The first guided missiles were built in Germany during the Second World War. The first of these was the V-1, which was powered by a pulse-jet engine and flew at quite low speeds, making it easy to destroy in the air. The V-2 was a far more sophisticated weapon – rocket-powered, with an automatic pilot and electronic guidance; it could reach a height of 100 km (60 mi) and speeds of over 5,800 km/h (3,600 mph) and deliver a tonne of high explosive.

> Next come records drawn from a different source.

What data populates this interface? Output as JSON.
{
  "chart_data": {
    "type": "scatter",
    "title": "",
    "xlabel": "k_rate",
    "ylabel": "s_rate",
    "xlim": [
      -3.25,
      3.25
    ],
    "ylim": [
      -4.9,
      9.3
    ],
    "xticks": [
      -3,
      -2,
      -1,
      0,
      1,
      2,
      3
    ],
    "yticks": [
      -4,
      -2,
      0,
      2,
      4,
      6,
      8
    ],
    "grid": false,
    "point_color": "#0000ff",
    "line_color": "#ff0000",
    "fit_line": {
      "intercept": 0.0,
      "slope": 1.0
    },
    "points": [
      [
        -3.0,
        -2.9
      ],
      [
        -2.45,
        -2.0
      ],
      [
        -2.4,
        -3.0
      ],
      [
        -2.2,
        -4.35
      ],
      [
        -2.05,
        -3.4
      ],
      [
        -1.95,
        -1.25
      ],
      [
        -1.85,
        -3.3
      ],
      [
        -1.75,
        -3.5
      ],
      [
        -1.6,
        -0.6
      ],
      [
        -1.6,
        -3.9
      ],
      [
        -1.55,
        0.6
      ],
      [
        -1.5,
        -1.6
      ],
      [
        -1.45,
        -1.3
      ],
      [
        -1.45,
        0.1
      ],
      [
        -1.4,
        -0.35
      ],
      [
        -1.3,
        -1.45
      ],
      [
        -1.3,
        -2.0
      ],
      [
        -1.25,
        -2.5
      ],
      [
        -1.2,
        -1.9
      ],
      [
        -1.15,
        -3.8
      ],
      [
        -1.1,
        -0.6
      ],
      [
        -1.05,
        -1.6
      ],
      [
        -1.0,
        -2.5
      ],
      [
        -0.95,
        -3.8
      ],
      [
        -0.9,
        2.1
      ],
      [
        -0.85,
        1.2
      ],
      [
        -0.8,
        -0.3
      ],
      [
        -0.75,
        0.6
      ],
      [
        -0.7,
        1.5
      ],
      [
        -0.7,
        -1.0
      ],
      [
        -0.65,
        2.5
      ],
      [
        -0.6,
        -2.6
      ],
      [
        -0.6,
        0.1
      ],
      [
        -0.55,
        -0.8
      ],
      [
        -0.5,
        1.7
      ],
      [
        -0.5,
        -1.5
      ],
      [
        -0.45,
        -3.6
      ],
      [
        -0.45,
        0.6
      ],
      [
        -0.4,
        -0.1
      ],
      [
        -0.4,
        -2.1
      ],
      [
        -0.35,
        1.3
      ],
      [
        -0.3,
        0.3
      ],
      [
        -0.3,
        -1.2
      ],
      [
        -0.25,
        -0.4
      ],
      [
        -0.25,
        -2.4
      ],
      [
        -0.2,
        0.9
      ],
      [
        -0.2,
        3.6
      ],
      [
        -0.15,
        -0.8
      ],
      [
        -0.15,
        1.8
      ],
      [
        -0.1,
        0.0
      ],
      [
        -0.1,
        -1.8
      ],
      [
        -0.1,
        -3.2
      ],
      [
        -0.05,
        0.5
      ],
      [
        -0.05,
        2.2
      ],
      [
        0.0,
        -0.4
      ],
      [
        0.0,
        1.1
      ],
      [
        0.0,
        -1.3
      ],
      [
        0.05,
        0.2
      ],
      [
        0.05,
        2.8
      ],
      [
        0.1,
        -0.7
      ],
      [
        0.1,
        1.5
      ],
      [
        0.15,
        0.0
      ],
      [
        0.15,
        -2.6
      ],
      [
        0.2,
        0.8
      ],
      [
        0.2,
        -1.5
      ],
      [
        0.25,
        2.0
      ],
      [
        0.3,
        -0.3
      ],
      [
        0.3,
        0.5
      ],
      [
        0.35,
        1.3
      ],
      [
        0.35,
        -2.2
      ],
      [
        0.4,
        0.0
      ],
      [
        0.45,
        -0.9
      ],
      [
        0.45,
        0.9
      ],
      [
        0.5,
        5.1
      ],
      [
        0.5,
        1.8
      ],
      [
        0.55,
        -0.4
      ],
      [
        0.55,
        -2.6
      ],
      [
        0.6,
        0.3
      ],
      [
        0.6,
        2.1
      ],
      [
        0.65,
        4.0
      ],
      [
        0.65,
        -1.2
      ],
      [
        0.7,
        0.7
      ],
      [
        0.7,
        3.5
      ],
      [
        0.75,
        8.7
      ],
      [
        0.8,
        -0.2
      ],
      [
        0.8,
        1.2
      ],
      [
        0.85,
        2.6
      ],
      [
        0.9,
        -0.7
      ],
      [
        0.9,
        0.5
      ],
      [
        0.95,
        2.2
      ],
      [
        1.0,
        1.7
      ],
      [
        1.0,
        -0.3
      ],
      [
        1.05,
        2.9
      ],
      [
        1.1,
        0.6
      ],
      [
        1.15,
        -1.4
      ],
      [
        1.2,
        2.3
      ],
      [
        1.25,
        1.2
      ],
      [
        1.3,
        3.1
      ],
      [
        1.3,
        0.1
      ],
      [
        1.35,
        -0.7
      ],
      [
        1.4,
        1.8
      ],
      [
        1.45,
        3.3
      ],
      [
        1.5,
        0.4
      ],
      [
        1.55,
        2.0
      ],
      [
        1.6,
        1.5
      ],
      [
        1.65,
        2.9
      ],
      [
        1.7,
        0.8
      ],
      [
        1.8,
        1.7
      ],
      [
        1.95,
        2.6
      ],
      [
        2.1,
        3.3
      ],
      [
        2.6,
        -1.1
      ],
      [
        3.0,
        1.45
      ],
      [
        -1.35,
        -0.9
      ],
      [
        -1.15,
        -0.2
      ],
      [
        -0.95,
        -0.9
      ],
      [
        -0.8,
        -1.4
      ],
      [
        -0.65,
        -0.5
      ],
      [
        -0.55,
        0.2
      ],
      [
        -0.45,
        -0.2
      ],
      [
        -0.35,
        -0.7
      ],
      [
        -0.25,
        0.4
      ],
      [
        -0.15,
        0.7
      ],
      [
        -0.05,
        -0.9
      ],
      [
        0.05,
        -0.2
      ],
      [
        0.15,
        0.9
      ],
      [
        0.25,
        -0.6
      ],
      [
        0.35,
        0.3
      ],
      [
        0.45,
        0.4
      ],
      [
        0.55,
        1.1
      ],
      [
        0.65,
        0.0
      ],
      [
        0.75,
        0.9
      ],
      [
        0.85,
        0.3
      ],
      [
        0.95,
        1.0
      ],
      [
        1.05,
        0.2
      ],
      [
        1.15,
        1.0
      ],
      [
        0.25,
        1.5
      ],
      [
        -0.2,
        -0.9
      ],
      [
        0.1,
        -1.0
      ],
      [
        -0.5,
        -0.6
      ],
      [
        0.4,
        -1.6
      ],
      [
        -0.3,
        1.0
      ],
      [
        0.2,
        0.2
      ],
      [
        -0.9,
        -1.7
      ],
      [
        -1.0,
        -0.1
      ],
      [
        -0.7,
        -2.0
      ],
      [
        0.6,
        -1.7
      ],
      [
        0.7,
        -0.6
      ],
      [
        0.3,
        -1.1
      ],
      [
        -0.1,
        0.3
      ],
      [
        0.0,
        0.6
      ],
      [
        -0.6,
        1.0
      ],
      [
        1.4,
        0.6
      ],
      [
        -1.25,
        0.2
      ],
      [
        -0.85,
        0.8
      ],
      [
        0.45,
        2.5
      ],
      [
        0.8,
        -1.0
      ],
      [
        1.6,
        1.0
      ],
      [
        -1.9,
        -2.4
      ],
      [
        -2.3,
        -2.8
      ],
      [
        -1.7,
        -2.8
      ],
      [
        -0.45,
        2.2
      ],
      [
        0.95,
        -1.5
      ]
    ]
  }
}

Postwar development of guided missiles improved upon the V-2, with missiles ranging from the huge intercontinental ballistic missiles (ICBMs) with ranges of 10,000 km (6,000 mi) and nuclear warheads, to small hand-launched antitank missiles. The main strategic capability of nuclear missiles resides in the submarine systems developed by the superpowers, the first of which was Polaris. The multiple independently targeted re-entry vehicles (MIRVs) – ICBMs with many independently targetable sub-missiles – were developed in the late 1960s.
The cruise missile can evade radar by flying at low heights and its computer guidance compares satellite photographs with the terrain over which it flies, bringing the missile potentially to within 10 m (30 ft) of its target.